In addition, they stood accused of luring thousands of children to start smoking by producing enticing adverts that did not have risks attached to them. Furthermore, the companies were accused of making money illegally through unscrupulous means and hence should return their profits made since 1953 to the U.S government.
According to the information provided, the tobacco companies stood accused of breaching their duty to care. In as much as they had reports of research conducted in the 1950’s about the dangers of cigarette smoking, they still went ahead to market their products to consumers, created a chance to get children to smoke, and make more people addicted to the product which eventually led to deaths related to cigarette smoking (Ellet 27). By breaching their duty to care for their consumers, the companies were supposed to be sued. In the duty to exercise care, a company is required to take measures which should prevent injury or damages resulting from the use of their products. According to the US government, they sued the 8 cigarette companies since they were aware of the risks of smoking cigarettes, yet went ahead to market them.
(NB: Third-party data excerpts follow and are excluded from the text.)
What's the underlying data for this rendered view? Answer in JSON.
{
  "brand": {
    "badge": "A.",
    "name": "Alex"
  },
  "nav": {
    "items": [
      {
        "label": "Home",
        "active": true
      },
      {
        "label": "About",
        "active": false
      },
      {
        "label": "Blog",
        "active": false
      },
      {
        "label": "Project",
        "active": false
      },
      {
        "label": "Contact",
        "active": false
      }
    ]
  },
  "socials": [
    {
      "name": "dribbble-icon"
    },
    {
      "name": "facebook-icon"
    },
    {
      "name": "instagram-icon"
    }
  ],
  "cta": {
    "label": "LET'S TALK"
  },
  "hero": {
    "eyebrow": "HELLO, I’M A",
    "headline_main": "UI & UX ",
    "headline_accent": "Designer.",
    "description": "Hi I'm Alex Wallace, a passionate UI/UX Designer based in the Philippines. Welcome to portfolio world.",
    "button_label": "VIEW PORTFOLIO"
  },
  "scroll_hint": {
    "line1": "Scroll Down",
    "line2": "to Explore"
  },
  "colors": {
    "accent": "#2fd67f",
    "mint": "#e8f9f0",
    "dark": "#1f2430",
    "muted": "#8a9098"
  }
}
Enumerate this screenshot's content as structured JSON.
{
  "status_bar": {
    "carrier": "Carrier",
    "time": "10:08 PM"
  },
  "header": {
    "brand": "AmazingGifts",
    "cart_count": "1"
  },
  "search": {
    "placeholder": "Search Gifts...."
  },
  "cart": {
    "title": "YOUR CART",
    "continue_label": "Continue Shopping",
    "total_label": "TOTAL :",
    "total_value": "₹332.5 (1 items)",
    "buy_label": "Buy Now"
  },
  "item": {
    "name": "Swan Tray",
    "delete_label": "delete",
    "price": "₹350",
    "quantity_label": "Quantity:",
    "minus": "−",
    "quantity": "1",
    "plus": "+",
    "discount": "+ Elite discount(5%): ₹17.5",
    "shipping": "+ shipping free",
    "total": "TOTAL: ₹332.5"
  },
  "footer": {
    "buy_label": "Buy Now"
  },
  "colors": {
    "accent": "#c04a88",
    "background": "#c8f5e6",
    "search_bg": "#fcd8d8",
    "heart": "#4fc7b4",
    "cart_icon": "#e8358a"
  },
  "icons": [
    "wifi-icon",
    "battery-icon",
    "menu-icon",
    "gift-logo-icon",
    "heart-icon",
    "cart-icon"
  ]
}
The solution, in this case, will be to ensure that the 8 companies use the amount gained through unscrupulous ways to promote the public on the dangers of smoking (Ellet 89). The government in a bid to protect the citizens from deaths caused by advertisements which are misleading wanted to give back to the people what they had lost. A lot of American citizens had been misled by their adverts since 1953 by encouraging the use of smoking and attributing it to not cause lung cancer. The US government is suing the cigarette companies was supposed to make sure that such practices are not carried out.